I wondered, just then, what Mikie had. I could handle this a lot better if Mikie were here.
But he wasn’t, and I didn’t.
I bolted up out of my seat. Frank made one grab—I broke it like an open-field tackle. “I’m not chasing after you this time, El.”
“So don’t.”
It was a lot quicker this trip, since I knew the route so well. I burst once again out onto the roof, and broke up once again an innocent-looking telescoping party. Innocent-looking to the naked eye, that is. There were also now a bottle of champagne and three bubbling glasses on the ledge.
But no wishy-washy from me this time. I rushed up to Barbara, took her by the hand, and started leading her out.
“Hey Elvin, man, you’re getting less funny all the time,” Darth said. “I think you better go back—”
“Thanks for the swell time,” I said.
Barbara shook out of my hand—aggressively.

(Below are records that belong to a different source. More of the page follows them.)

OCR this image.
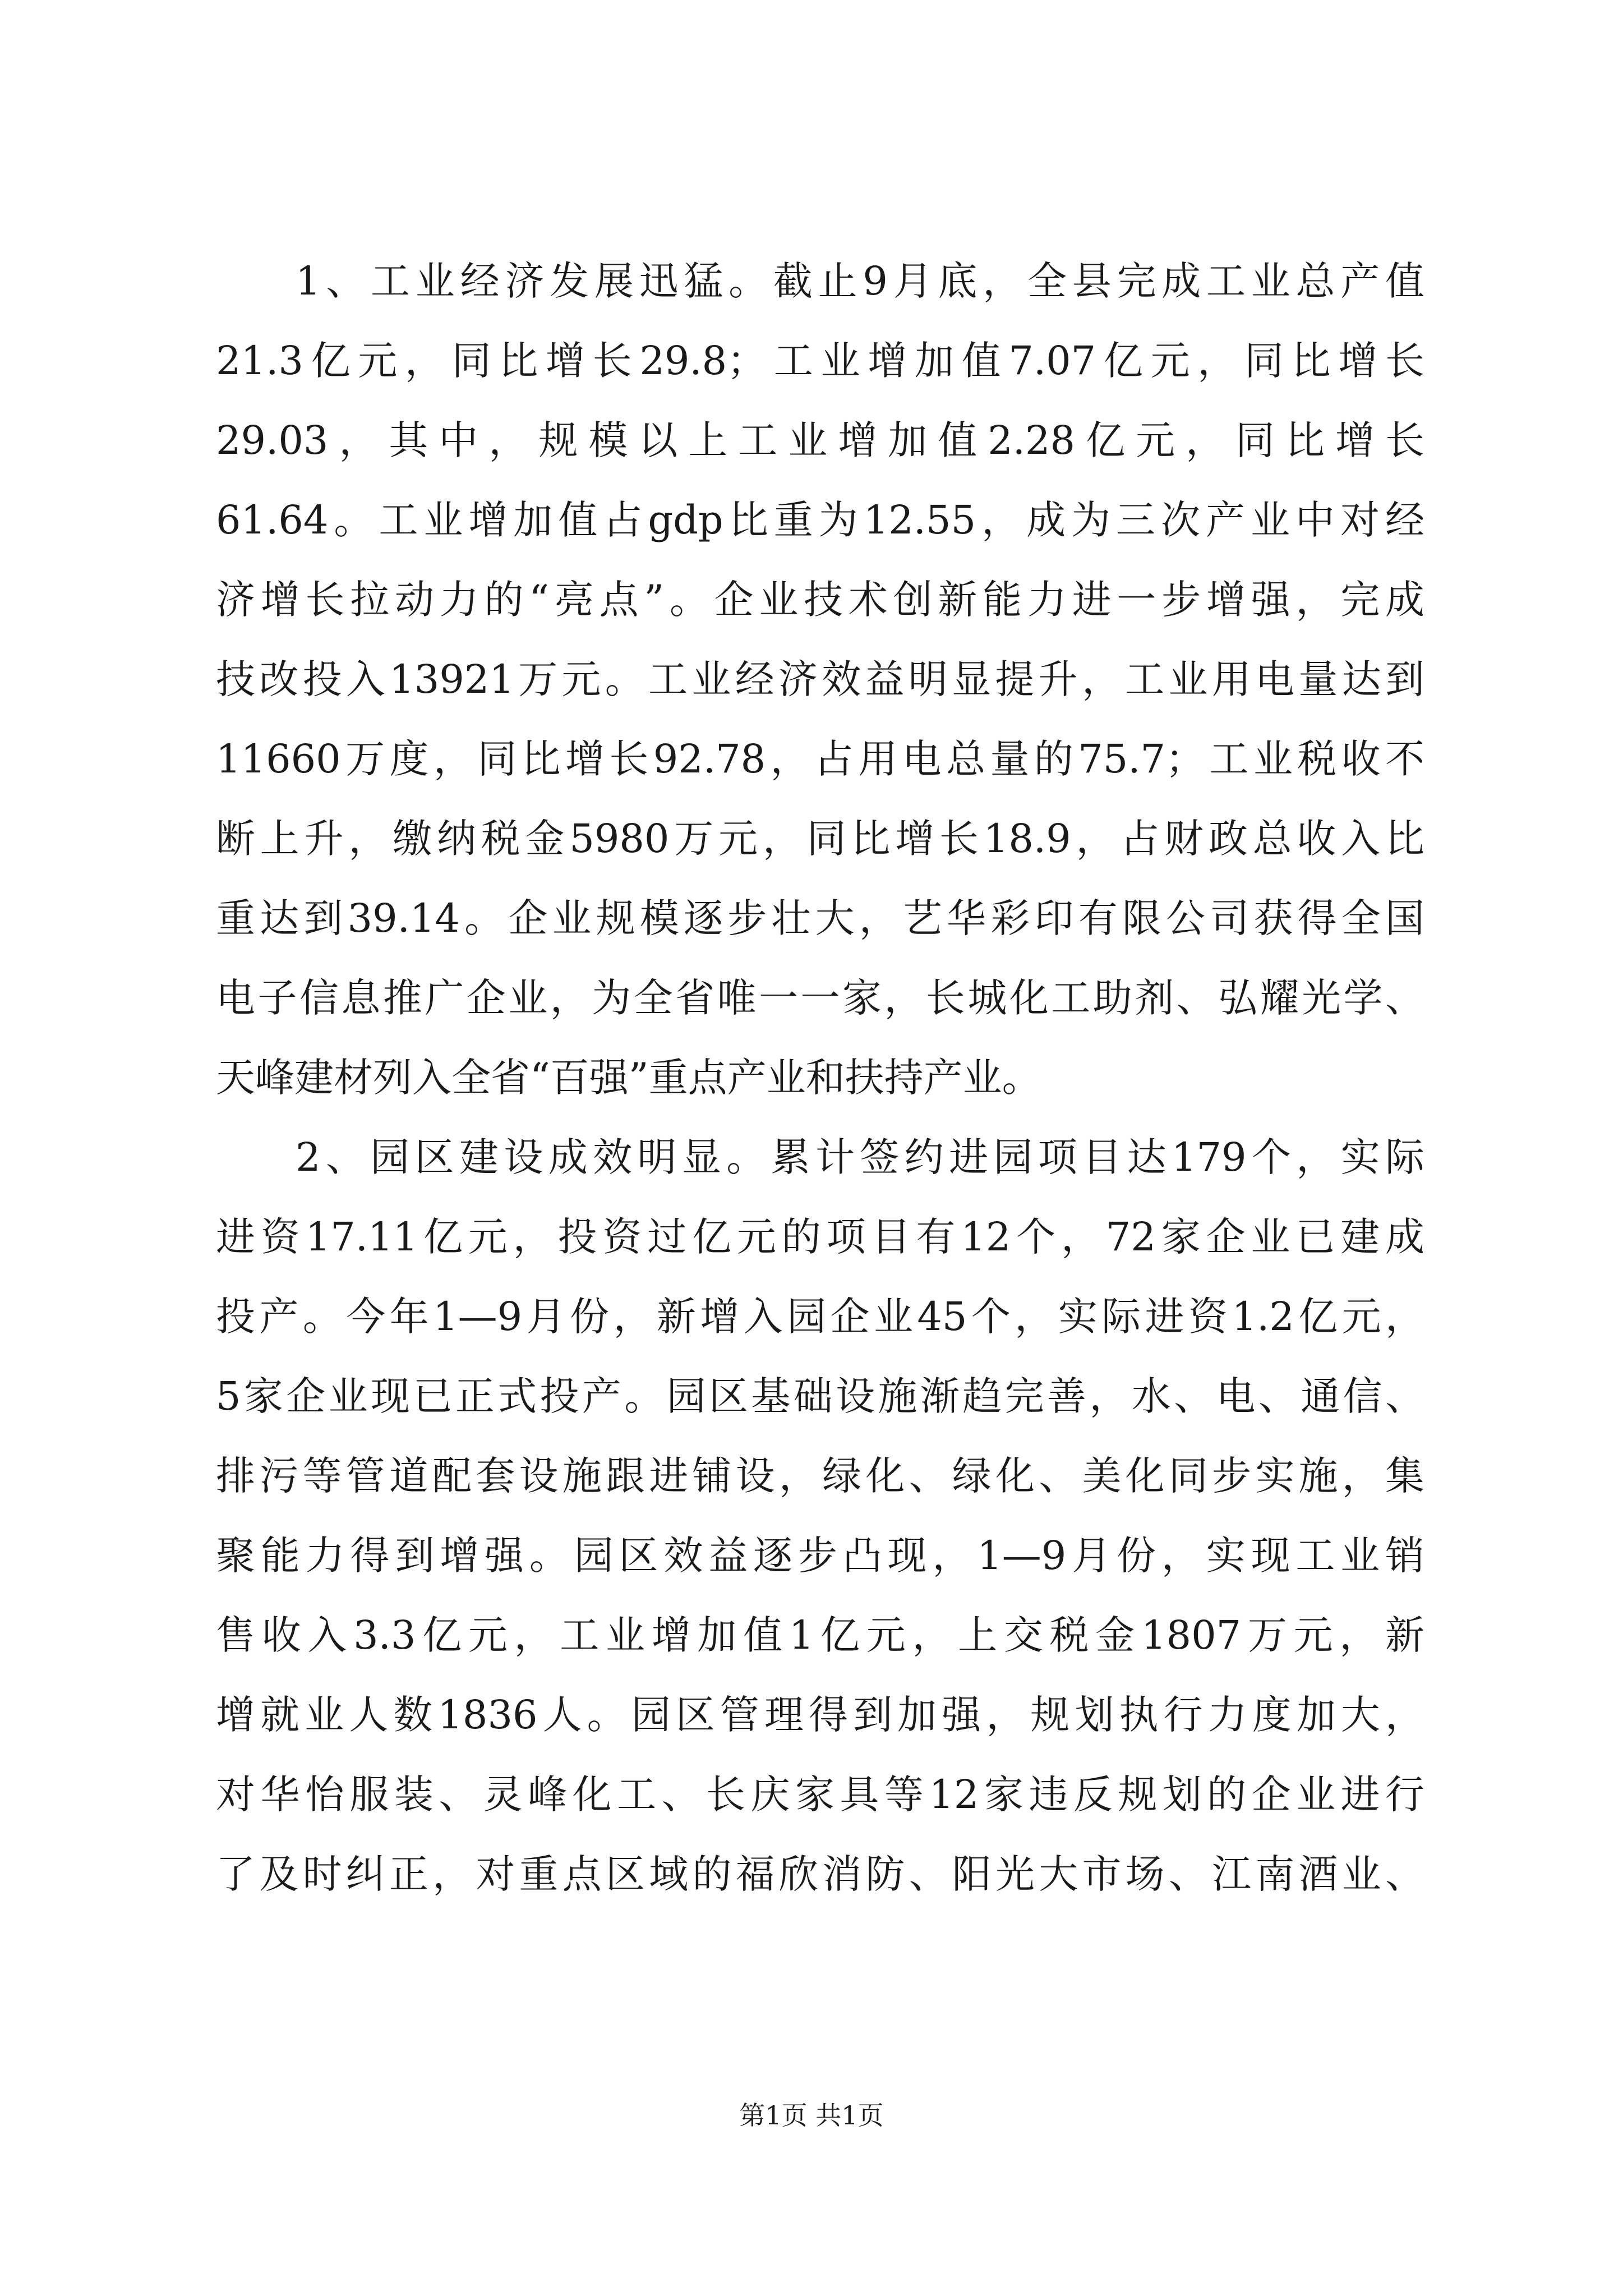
1、工业经济发展迅猛。截止9月底，全县完成工业总产值
21.3亿元，同比增长29.8；工业增加值7.07亿元，同比增长
29.03，其中，规模以上工业增加值2.28亿元，同比增长
61.64。工业增加值占gdp比重为12.55，成为三次产业中对经
济增长拉动力的“亮点”。企业技术创新能力进一步增强，完成
技改投入13921万元。工业经济效益明显提升，工业用电量达到
11660万度，同比增长92.78，占用电总量的75.7；工业税收不
断上升，缴纳税金5980万元，同比增长18.9，占财政总收入比
重达到39.14。企业规模逐步壮大，艺华彩印有限公司获得全国
电子信息推广企业，为全省唯一一家，长城化工助剂、弘耀光学、
天峰建材列入全省“百强”重点产业和扶持产业。
2、园区建设成效明显。累计签约进园项目达179个，实际
进资17.11亿元，投资过亿元的项目有12个，72家企业已建成
投产。今年1—9月份，新增入园企业45个，实际进资1.2亿元，
5家企业现已正式投产。园区基础设施渐趋完善，水、电、通信、
排污等管道配套设施跟进铺设，绿化、绿化、美化同步实施，集
聚能力得到增强。园区效益逐步凸现，1—9月份，实现工业销
售收入3.3亿元，工业增加值1亿元，上交税金1807万元，新
增就业人数1836人。园区管理得到加强，规划执行力度加大，
对华怡服装、灵峰化工、长庆家具等12家违反规划的企业进行
了及时纠正，对重点区域的福欣消防、阳光大市场、江南酒业、
第1页 共1页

“What?” I asked. “Barbara, trust me, he’s really not a good guy.”
“What gives you the right...”
She was actually walking back—to Darth. Grinning Darth.
I follo
wed. “Because... it’s the right thing... I’m doing what’s right,” I said, as if I had a clue anymore what was the right thing to do. As if I ever did.
Sally swung her telescope around to peer at me. “You’re embarrassing everybody, you know. Not to mention being a big fat dud.”
“I am not f—” I caught myself, realizing what was not the point here.
“But you are embarrassing me, Elvin,” Barbara stage-whispered.
I grabbed her hand once more. I pleaded. “Please... I’m sorry... I don’t know what I’m doing... we can talk. Can we. Come on, we can.”
I was cut short, literally, by a big hand yanking the back of my shirt. At the same time, Barbara broke free and bolted. Now she was gone and I was dangerously trapped on the roof with Darth.
“Now look what you did,” he said into my ear so Sally could not hear.
“No, no, you’re not going to fight, are you?” Sally said. “Darth, don’t—”
“Course not,” he said, then went back to my private lecture. “Now I’m left with just the one. But she comes with your highest recommendation. Don’t she?”
Has anyone ever deserved a thousand deaths more than me?
“Darth, really now,” Sally said, sensing the menace she could not quite hear. “That’s enough.” And she actually started marching our way. Saving me.
Darth let go and gave me a stiff slap on the back, playful-mean. “Okay, Sally,” he said. “Come, let’s go finish our drink.”
He took two steps toward the champagne.
“I never touched her!” I blurted.
He was back facing me. “What?”
“Never even held her hand!” I was walking backward, toward the door, but still, this was an improvement on my regular cowardice, no?
“What are you talking about?” Sally demanded.
“It’s not your business, Sally,” Darth said, walking slowly my way. “Just wait over by the telescopes.”
“Excuse me?” She was not too pleased, champagne or no champagne.
“I’m telling him you didn’t give me VD,” I said.
“Now?” she shrieked. “Now? A little... slow, aren’t you, Elvin?”